In the church we’re often taught that empathy is a silver bullet that puts an end to our conflicts, anxieties and differences. If we understood one another, the story goes — if we could put ourselves in the shoes of another person, as the New Testament teaches — we would see that our problems boil down to misunderstandings.

The shine on this promise has worn off, and I am relieved for it. Our differences with those who willfully dismiss COVID-19’s dangers are not fiction. When their carelessness causes harm it’s not surprising that compassion wears thin. Empathy is only as good as the world it produces.

Does this mean that we get a free pass, and treat COVID-deniers and vaccine opponents like enemies?

There are certainly times when speaking truth to our vaccine-hesitant neighbors includes making our anger and frustration plain. We may also need to separate ourselves from people who harm, from anger that becomes poison if it stagnates.

As a Christian, I hold this alongside another truth: We can continue to urge one another toward redemption, even those who are responsible for their own destruction. We can allow our anger to coexist with hope.

In the New Testament’s Gospel of Matthew, Jesus is often at his wit’s end with the disciples’ behavior: They argue over which of them is the best. They bicker and fight. In these moments Jesus’s anger burns on the page.

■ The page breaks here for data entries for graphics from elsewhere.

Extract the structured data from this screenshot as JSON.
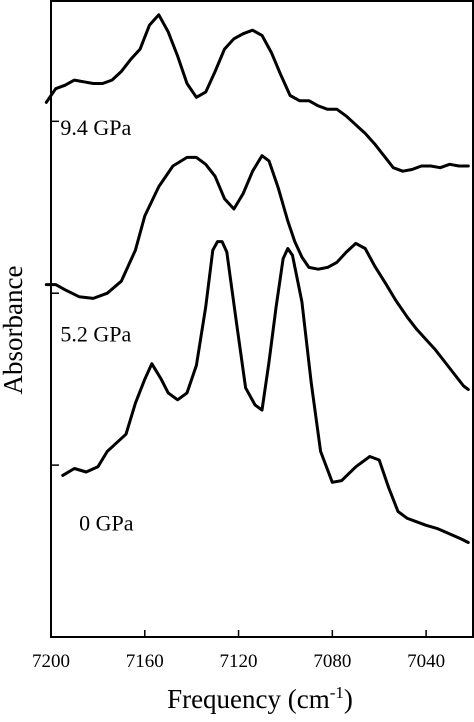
{
  "chart_data": {
    "type": "line",
    "xlabel": "Frequency (cm",
    "xlabel_superscript": "-1",
    "xlabel_suffix": ")",
    "ylabel": "Absorbance",
    "xlim": [
      7200,
      7020
    ],
    "x_reversed": true,
    "ylim": [
      0,
      3.7
    ],
    "x_ticks": [
      7200,
      7160,
      7120,
      7080,
      7040
    ],
    "y_tick_labels_shown": false,
    "y_ticks": [
      1,
      2,
      3
    ],
    "series": [
      {
        "name": "0 GPa",
        "points": [
          [
            7195,
            0.94
          ],
          [
            7190,
            0.98
          ],
          [
            7185,
            0.96
          ],
          [
            7180,
            0.99
          ],
          [
            7176,
            1.08
          ],
          [
            7172,
            1.13
          ],
          [
            7168,
            1.18
          ],
          [
            7164,
            1.36
          ],
          [
            7160,
            1.5
          ],
          [
            7157,
            1.59
          ],
          [
            7153,
            1.5
          ],
          [
            7150,
            1.42
          ],
          [
            7146,
            1.38
          ],
          [
            7142,
            1.42
          ],
          [
            7138,
            1.58
          ],
          [
            7134,
            1.92
          ],
          [
            7131,
            2.25
          ],
          [
            7129,
            2.3
          ],
          [
            7127,
            2.3
          ],
          [
            7125,
            2.24
          ],
          [
            7121,
            1.84
          ],
          [
            7117,
            1.45
          ],
          [
            7113,
            1.35
          ],
          [
            7110,
            1.32
          ],
          [
            7107,
            1.6
          ],
          [
            7104,
            1.92
          ],
          [
            7101,
            2.2
          ],
          [
            7099,
            2.26
          ],
          [
            7097,
            2.22
          ],
          [
            7093,
            1.95
          ],
          [
            7089,
            1.48
          ],
          [
            7085,
            1.08
          ],
          [
            7080,
            0.9
          ],
          [
            7076,
            0.91
          ],
          [
            7070,
            0.99
          ],
          [
            7064,
            1.05
          ],
          [
            7060,
            1.03
          ],
          [
            7056,
            0.87
          ],
          [
            7052,
            0.73
          ],
          [
            7048,
            0.69
          ],
          [
            7044,
            0.67
          ],
          [
            7040,
            0.65
          ],
          [
            7035,
            0.63
          ],
          [
            7030,
            0.6
          ],
          [
            7025,
            0.57
          ],
          [
            7022,
            0.55
          ]
        ]
      },
      {
        "name": "5.2 GPa",
        "points": [
          [
            7202,
            2.05
          ],
          [
            7198,
            2.05
          ],
          [
            7194,
            2.02
          ],
          [
            7188,
            1.98
          ],
          [
            7182,
            1.97
          ],
          [
            7176,
            2.0
          ],
          [
            7170,
            2.07
          ],
          [
            7164,
            2.25
          ],
          [
            7160,
            2.45
          ],
          [
            7154,
            2.62
          ],
          [
            7148,
            2.74
          ],
          [
            7142,
            2.79
          ],
          [
            7138,
            2.79
          ],
          [
            7134,
            2.75
          ],
          [
            7130,
            2.68
          ],
          [
            7126,
            2.55
          ],
          [
            7122,
            2.49
          ],
          [
            7118,
            2.58
          ],
          [
            7114,
            2.71
          ],
          [
            7110,
            2.8
          ],
          [
            7107,
            2.77
          ],
          [
            7103,
            2.61
          ],
          [
            7099,
            2.42
          ],
          [
            7096,
            2.3
          ],
          [
            7093,
            2.21
          ],
          [
            7090,
            2.15
          ],
          [
            7086,
            2.14
          ],
          [
            7082,
            2.15
          ],
          [
            7078,
            2.18
          ],
          [
            7074,
            2.24
          ],
          [
            7070,
            2.29
          ],
          [
            7066,
            2.26
          ],
          [
            7062,
            2.16
          ],
          [
            7057,
            2.05
          ],
          [
            7053,
            1.96
          ],
          [
            7048,
            1.86
          ],
          [
            7044,
            1.79
          ],
          [
            7040,
            1.73
          ],
          [
            7036,
            1.67
          ],
          [
            7032,
            1.6
          ],
          [
            7028,
            1.53
          ],
          [
            7024,
            1.46
          ],
          [
            7022,
            1.44
          ]
        ]
      },
      {
        "name": "9.4 GPa",
        "points": [
          [
            7202,
            3.11
          ],
          [
            7198,
            3.19
          ],
          [
            7194,
            3.21
          ],
          [
            7190,
            3.24
          ],
          [
            7186,
            3.23
          ],
          [
            7182,
            3.22
          ],
          [
            7178,
            3.22
          ],
          [
            7174,
            3.24
          ],
          [
            7170,
            3.29
          ],
          [
            7166,
            3.36
          ],
          [
            7162,
            3.42
          ],
          [
            7158,
            3.56
          ],
          [
            7154,
            3.62
          ],
          [
            7150,
            3.52
          ],
          [
            7146,
            3.38
          ],
          [
            7142,
            3.22
          ],
          [
            7138,
            3.14
          ],
          [
            7134,
            3.17
          ],
          [
            7130,
            3.29
          ],
          [
            7126,
            3.42
          ],
          [
            7122,
            3.48
          ],
          [
            7118,
            3.51
          ],
          [
            7114,
            3.53
          ],
          [
            7110,
            3.5
          ],
          [
            7106,
            3.4
          ],
          [
            7102,
            3.27
          ],
          [
            7098,
            3.15
          ],
          [
            7094,
            3.12
          ],
          [
            7090,
            3.12
          ],
          [
            7086,
            3.09
          ],
          [
            7082,
            3.07
          ],
          [
            7078,
            3.07
          ],
          [
            7074,
            3.03
          ],
          [
            7070,
            2.98
          ],
          [
            7066,
            2.93
          ],
          [
            7062,
            2.87
          ],
          [
            7058,
            2.8
          ],
          [
            7054,
            2.73
          ],
          [
            7050,
            2.71
          ],
          [
            7046,
            2.72
          ],
          [
            7042,
            2.74
          ],
          [
            7038,
            2.74
          ],
          [
            7034,
            2.73
          ],
          [
            7030,
            2.75
          ],
          [
            7026,
            2.74
          ],
          [
            7022,
            2.74
          ]
        ]
      }
    ]
  }
}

For me, the most painful moment of this frustration comes in the garden of Gethsemane, as Jesus begs his disciples to stay awake with him as he prays on the night before he will be tortured to death. Instead, Jesus returns to find his closest friends asleep.

“Could you not stay awake with me one hour?,” he asks his negligent followers.

Yet in his frustration, anger and disappointment, Jesus persistently longs for and works toward the redemption of a world that will reject him. His human emotions — his exhaustion and trouble — don’t distract from this purpose. Instead, he treads the complicated terrain of being vulnerable, a person of flesh and blood. His anger does not negate his hope for redemption. Instead, his anger is a testimony to the force of that hope.

I hope my friend who is angry, disappointed, and frustrated at family members who refuse to vaccinate will unyoke his anger from his hope in redemption.

More immediately, my anger can coexist with a longing for freedom for those who believe in conspiracy theories. I know their liberation is tied to mine. I can advocate for myself and my community without ceding to retribution or revenge on those who cause harm.

That’s the power and promise of empathy. When those wells of compassion run dry, we can continue to follow after Jesus, whose anger and frustration coexisted alongside the gift of grace, even for those who could not yet receive it.

Melissa Florer-Bixler is pastor of Raleigh Mennonite Church and the author of How to Have an Enemy: Righteous Anger and the Work of Peace.